The Commodities Feed: Gasoline demand concerns linger

While Brent settled marginally higher yesterday, there will be concern following the EIA weekly report of weaker gasoline demand as we move deeper into the summer driving season

Energy - US gasoline demand worries

ICE Brent edged higher yesterday despite a bearish EIA report. EIA data showed that US commercial crude oil inventories increased by 3.59m barrels over the week, which was quite different to the 2.8m barrel draw the market was expecting. This leaves commercial crude oil inventories at 460.7m barrels, the highest level since April. While crude oil exports fell by 508k b/d WoW, imports also fell by 443k b/d. Crude input into refineries fell by 233k b/d WoW and refiners cut their utilisation rate by 1.3pp over the week. Despite lower refinery activity, gasoline stocks still increased by 2.65m barrels. Implied gasoline demand was weaker over the period, falling 417k b/d WoW. This will not help ease gasoline demand concerns as we move deeper into the summer.  

The Dallas Fed released its latest quarterly energy survey yesterday, which showed that the activity index for the oil and gas sector rose in the second quarter to 12.5 from 2 in the previous quarter. According to executives from exploration and production (E&P) firms, oil and gas production was little changed over the quarter. The oil production index increased from -4.1 in the previous quarter to 1.1 in 2Q24, while the natural gas production index increased from -17 to 2.3. Costs for E&P firms increased at a slower pace but rose at a faster pace for oilfield services. The finding and development costs index for E&P firms slowed from 24.2 to 15.7, while the input cost index for oilfield services firms increased from 31.2 to 42.2.

The 650k b/d Dangote refinery in Nigeria is reportedly still operating normally despite a fire at the refinery this week. The refinery started operations at the start of this year and is still in the process of ramping up. The refinery will not only increase middle distillate export supply, but will also help reduce the gasoline deficit faced in West Africa, reducing the need for gasoline imports from Europe.

European natural gas prices sold off yesterday. TTF settled 2.95% lower on the day. Stronger flows from Norway would have helped. Flows have averaged a little over 335mcm/day in recent days, which is the highest level since mid-June. Storage in Europe also continues to increase, standing at 76% full, broadly in line with levels seen at the same stage last year and above the 5-year average of 66%. However, investment funds continued to build their net long in TTF over the last reporting week, increasing their net long by 2.3TWh to almost 131TWh. This is the third consecutive week of buying and leaves the position at its largest since January 2022.

The EIA will release its weekly natural gas storage report for the US today.
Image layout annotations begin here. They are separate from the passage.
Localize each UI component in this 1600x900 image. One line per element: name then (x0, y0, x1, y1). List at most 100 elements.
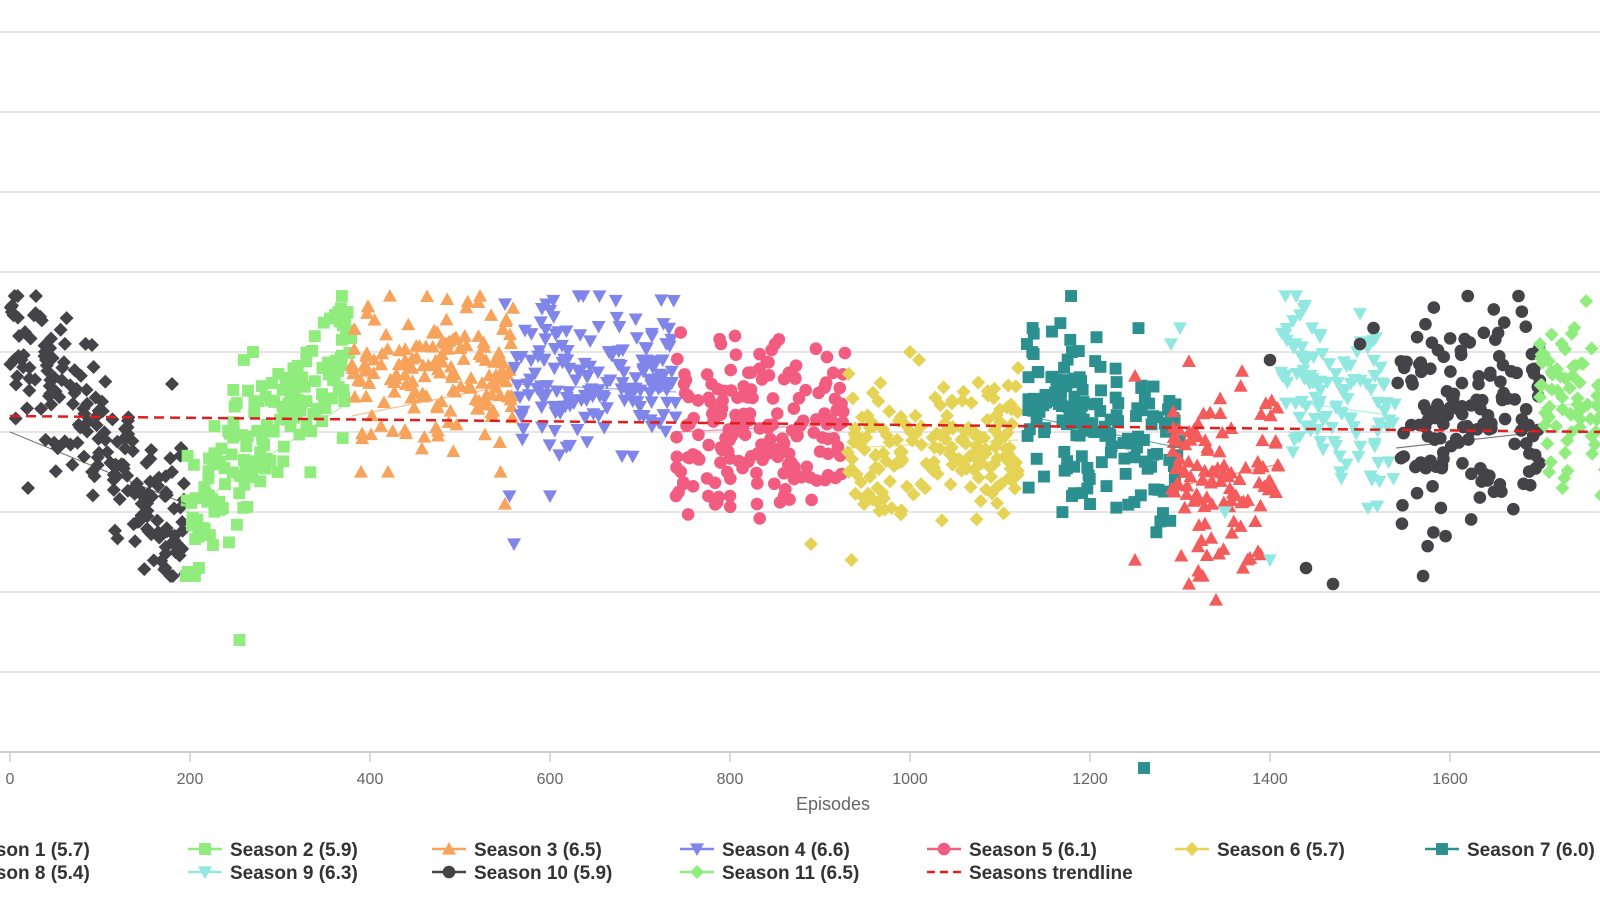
data-point (239, 464, 252, 477)
data-point (1579, 294, 1594, 309)
data-point (1474, 461, 1487, 475)
data-point (1213, 391, 1228, 405)
data-point (1421, 429, 1435, 443)
season-trendline (185, 399, 353, 513)
data-point (1492, 350, 1506, 363)
data-point (955, 393, 970, 408)
data-point (128, 534, 143, 549)
data-point (473, 289, 488, 302)
data-point (800, 460, 814, 474)
data-point (954, 432, 969, 447)
data-point (1313, 384, 1328, 398)
legend-label: Season 8 (5.4) (0, 863, 90, 884)
data-point (139, 455, 154, 470)
data-point (908, 408, 923, 423)
data-point (785, 424, 799, 437)
data-point (838, 346, 852, 360)
data-point (1055, 384, 1067, 397)
data-point (539, 389, 554, 402)
data-point (1382, 414, 1397, 428)
data-point (1090, 331, 1103, 344)
data-point (284, 420, 297, 433)
data-point (1057, 415, 1070, 428)
data-point (628, 313, 643, 327)
data-point (500, 367, 515, 380)
data-point (1550, 383, 1565, 398)
data-point (1095, 456, 1108, 469)
data-point (347, 342, 362, 355)
data-point (538, 333, 553, 347)
data-point (700, 472, 714, 485)
data-point (484, 308, 499, 321)
data-point (599, 376, 614, 390)
data-point (1375, 377, 1390, 391)
x-tick-label: 0 (6, 771, 15, 788)
data-point (1141, 462, 1154, 475)
data-point (355, 426, 370, 440)
data-point (1353, 440, 1368, 454)
data-point (504, 399, 519, 413)
data-point (1166, 404, 1181, 418)
data-point (1143, 397, 1156, 410)
data-point (702, 391, 715, 405)
data-point (1296, 302, 1311, 316)
data-point (84, 337, 99, 352)
data-point (681, 389, 695, 403)
data-point (187, 458, 200, 471)
data-point (137, 562, 152, 577)
data-point (484, 405, 499, 419)
data-point (387, 385, 402, 398)
data-point (1328, 368, 1343, 381)
x-tick-label: 600 (537, 771, 564, 788)
data-point (1263, 474, 1278, 488)
legend-label: Season 2 (5.9) (230, 840, 358, 861)
data-point (240, 440, 253, 453)
legend-marker (690, 865, 704, 879)
data-point (1494, 375, 1507, 388)
data-point (546, 400, 561, 414)
data-point (1409, 460, 1422, 474)
data-point (1072, 417, 1085, 430)
data-point (379, 327, 394, 341)
data-point (507, 361, 522, 375)
data-point (1236, 561, 1250, 574)
data-point (863, 469, 878, 484)
data-point (1135, 404, 1148, 417)
data-point (248, 406, 261, 419)
data-point (1232, 472, 1247, 486)
data-point (43, 373, 58, 388)
data-point (335, 290, 348, 302)
data-point (1263, 554, 1277, 567)
data-point (1189, 487, 1204, 500)
data-point (1058, 464, 1071, 477)
data-point (625, 450, 640, 464)
data-point (65, 457, 80, 472)
data-point (1213, 474, 1228, 487)
data-point (445, 370, 460, 383)
data-point (1180, 478, 1195, 492)
data-point (549, 385, 564, 399)
data-point (1088, 426, 1101, 439)
legend-item: Season 11 (6.5) (680, 863, 859, 884)
data-point (1349, 427, 1364, 441)
data-point (374, 357, 389, 371)
series-2 (180, 290, 358, 646)
data-point (298, 380, 311, 393)
data-point (969, 512, 984, 527)
data-point (1058, 361, 1071, 374)
data-point (986, 391, 1001, 406)
data-point (1339, 360, 1354, 374)
data-point (227, 416, 240, 429)
data-point (1212, 444, 1227, 458)
legend-label: Season 6 (5.7) (1217, 840, 1345, 861)
data-point (233, 487, 246, 500)
data-point (1515, 305, 1529, 318)
data-point (1584, 341, 1599, 356)
data-point (264, 394, 277, 407)
data-point (1380, 421, 1395, 434)
data-point (1307, 413, 1322, 426)
data-point (1173, 322, 1187, 335)
data-point (644, 396, 659, 409)
data-point (431, 362, 446, 376)
data-point (1105, 440, 1118, 453)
The market expects around a 54bcf increase in storage over the week, which is quite some distance below the 5-year average of an 85bcf increase.

Metals – Steel inventories in China continue to rise

Steel inventories at major Chinese steel mills rose for a second consecutive week to 16.4mt in mid-June, up 2.1% compared to early June, according to data from the China Iron and Steel Association (CISA). Steel inventories are 1.3% higher than in the same period last year. Meanwhile, crude steel production at major mills fell by 2.8% from early June to 2.19mt/d in mid-June.
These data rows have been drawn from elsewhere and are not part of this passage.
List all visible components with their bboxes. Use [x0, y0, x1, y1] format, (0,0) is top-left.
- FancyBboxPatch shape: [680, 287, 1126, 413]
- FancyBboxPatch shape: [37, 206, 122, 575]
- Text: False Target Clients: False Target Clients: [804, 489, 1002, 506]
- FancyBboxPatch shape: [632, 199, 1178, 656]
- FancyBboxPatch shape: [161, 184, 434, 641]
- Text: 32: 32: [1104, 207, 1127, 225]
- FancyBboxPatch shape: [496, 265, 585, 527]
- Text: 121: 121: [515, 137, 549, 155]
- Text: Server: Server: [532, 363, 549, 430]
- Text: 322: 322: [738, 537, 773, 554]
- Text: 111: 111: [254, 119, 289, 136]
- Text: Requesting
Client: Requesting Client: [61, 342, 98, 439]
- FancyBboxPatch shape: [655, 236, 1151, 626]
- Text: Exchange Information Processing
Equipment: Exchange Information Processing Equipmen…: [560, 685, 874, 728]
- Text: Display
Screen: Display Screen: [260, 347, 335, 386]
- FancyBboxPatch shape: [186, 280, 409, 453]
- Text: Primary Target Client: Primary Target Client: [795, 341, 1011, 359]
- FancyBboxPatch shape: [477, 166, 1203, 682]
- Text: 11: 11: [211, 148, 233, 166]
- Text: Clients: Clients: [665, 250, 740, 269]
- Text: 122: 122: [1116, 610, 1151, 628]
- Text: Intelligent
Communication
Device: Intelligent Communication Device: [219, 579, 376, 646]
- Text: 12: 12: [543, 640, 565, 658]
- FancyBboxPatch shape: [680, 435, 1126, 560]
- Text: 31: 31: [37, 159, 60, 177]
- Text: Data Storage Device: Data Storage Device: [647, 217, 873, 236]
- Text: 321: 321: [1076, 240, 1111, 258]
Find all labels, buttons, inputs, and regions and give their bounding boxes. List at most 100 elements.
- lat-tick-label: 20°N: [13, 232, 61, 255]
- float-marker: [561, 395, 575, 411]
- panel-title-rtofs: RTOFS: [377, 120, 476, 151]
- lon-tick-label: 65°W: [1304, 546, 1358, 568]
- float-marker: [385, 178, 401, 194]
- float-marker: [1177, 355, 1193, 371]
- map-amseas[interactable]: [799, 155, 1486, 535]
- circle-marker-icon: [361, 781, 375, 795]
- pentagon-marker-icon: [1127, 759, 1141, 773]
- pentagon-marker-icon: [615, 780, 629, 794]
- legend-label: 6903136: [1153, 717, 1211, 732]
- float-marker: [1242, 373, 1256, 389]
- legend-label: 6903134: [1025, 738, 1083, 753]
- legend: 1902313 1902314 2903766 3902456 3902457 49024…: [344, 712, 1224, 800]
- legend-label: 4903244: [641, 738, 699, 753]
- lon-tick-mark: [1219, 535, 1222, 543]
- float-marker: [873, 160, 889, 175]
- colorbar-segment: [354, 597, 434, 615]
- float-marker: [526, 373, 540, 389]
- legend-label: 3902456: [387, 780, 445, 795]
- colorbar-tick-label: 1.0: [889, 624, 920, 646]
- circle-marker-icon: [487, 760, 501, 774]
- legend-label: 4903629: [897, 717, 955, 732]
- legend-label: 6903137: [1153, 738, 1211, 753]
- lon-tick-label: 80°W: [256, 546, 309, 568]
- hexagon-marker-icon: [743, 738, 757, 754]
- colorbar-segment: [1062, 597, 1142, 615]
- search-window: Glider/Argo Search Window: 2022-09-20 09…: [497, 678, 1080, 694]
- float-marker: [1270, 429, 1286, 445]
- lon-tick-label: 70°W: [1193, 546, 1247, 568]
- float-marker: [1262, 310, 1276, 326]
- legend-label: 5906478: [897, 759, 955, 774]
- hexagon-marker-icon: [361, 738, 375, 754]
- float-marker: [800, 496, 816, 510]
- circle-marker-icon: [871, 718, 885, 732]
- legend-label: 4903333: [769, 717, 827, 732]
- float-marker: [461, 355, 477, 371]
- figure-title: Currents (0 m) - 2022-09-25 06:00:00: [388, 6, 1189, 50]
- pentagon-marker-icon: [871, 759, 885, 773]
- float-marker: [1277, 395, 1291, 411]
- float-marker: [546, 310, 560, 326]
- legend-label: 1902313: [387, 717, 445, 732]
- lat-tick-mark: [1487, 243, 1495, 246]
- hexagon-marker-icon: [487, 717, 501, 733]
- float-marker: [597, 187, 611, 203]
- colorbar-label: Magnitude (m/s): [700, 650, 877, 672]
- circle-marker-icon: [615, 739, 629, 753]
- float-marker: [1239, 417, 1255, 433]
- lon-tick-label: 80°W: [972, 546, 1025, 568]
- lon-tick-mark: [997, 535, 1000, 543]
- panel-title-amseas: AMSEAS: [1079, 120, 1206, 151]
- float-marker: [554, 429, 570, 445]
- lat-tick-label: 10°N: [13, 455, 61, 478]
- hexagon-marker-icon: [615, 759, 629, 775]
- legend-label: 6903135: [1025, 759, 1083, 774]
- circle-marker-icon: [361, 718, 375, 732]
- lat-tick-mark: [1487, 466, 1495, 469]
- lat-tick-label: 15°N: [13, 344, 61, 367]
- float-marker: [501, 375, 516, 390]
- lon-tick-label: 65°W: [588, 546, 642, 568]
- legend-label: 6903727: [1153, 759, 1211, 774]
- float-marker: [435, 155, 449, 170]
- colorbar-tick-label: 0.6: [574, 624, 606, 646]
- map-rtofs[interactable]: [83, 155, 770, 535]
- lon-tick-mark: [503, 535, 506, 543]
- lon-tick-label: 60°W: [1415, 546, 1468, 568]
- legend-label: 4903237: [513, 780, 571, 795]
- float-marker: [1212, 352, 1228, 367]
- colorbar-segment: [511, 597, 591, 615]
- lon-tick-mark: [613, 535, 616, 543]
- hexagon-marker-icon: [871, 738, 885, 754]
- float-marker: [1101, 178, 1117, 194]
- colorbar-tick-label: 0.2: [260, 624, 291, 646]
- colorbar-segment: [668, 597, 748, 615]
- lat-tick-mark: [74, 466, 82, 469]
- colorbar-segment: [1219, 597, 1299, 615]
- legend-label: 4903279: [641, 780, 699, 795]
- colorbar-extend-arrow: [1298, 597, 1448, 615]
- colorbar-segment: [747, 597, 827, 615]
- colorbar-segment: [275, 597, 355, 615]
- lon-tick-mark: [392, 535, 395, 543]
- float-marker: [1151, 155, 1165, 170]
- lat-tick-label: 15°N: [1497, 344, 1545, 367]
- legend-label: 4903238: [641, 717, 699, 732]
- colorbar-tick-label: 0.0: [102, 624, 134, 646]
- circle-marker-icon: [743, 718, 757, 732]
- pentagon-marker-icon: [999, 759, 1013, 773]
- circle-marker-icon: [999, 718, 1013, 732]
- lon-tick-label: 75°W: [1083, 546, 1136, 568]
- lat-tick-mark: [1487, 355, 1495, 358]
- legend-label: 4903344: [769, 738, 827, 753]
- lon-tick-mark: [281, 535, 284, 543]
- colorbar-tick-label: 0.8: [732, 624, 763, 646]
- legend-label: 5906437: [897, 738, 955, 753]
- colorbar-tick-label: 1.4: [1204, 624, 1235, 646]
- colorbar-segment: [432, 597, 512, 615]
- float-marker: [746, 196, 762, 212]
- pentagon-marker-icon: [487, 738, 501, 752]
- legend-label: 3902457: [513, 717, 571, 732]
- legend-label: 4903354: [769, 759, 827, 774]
Iron ore prices are down 22% so far this year as demand in the biggest consumer, China, continues to face headwinds from the property sector while the global seaborne market remains in a surplus. In addition, high port inventories in China continue to pressure iron ore prices. Port stocks in China jumped to a two-year high last month. We believe high iron ore availability in China will continue to put pressure on prices. Downside risks are likely to prevail in the near term amid subdued steel demand. A further boost for China’s property sector will be crucial in supporting iron ore demand.